Case study 2 - Memory Capacity
In the previous case study, we focused on memory bandwidth, but here we will shift our attention to the issue of memory capacity. Edge devices are limited by the amount of available off-chip memory (usually a variant of Double Data Rate memory or DDR for short), so one approach to deploying larger models is to use storage for offloading model parameters, where only a portion of the model resides in DRAM at a time and the rest is in SSD storage. Alpha \(\alpha\) represents the proportion of the model in storage, and \(M_{\text{model}}\) represents the model size. The amount of data retrieved from DDR must be at least the total model size, as the part of the model in storage will be loaded momentarily into DDR before transfer to the compute cores. Whatever bandwidth we use from DDR, one will have to take into account the following identity:
\[\frac{M_{\textit{model}}\cdot(1-\alpha)}{\text{DDR}_{\textit{BW}}} = \frac{M_{\textit{model}}\cdot\alpha}{\text{SSD}_{\textit{BW}}} \rightarrow \alpha = \frac{1}{1+\frac{\text{DDR}_{\textit{BW}}}{\text{SSD}_{\textit{BW}}}}\]

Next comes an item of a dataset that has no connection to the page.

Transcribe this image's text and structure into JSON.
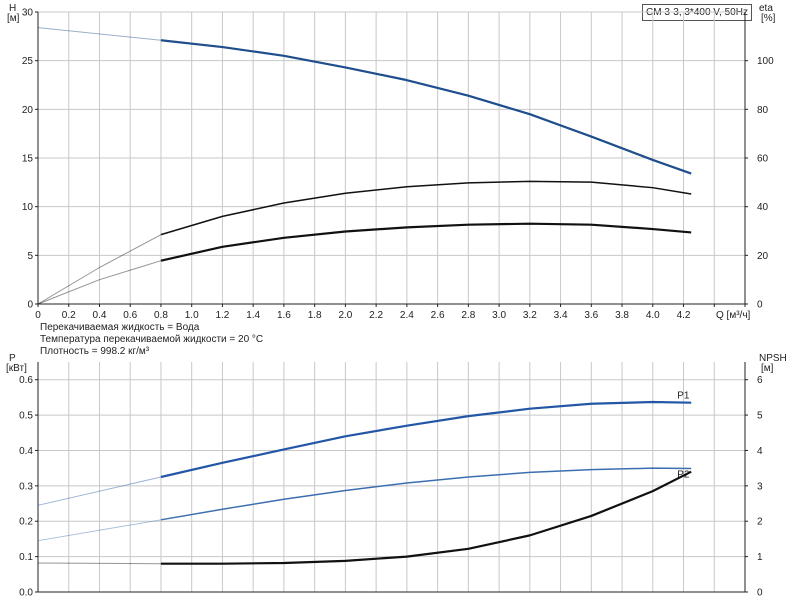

This indicates that to avoid bandwidth limitations, the selected alpha must satisfy this specific condition. Referring back to the iPhone example, where the DDR to SSD bandwidth ratio is about 50, alpha would need to be 0.0196. This means that only 2% of the model can be loaded from storage while still maximizing DRAM bandwidth, which is not very practical. Considering the previous equation, but this time treating the DDR bandwidth as the unknown variable. This would yield the following result:
\[\text{DDR}_{\textit{BW}} = (\frac{1}{\alpha}-1)\cdot\text{SSD}_{\textit{BW}}\]
With an equal distribution between SSD and DDR (i.e. half the parameters offloaded; alpha = 0.5), the DDR bandwidth utilized would need to match that of the SSD. This would result in a significant reduction in the effective DDR bandwidth used. This necessarily results in significant slowdowns: as per the previous example, DDR memory bandwidth (not FLOPs) is the primary bottleneck on performance. Specifically, in the case of the iPhone, where the SSD bandwidth is 1GBps and the maximum DDR bandwidth is 50GBps, this configuration would reduce DDR bandwidth utilization by a factor of 50 (50/1). This reduction would lead to a 50x slowdown in tokens per second, which is entirely unacceptable.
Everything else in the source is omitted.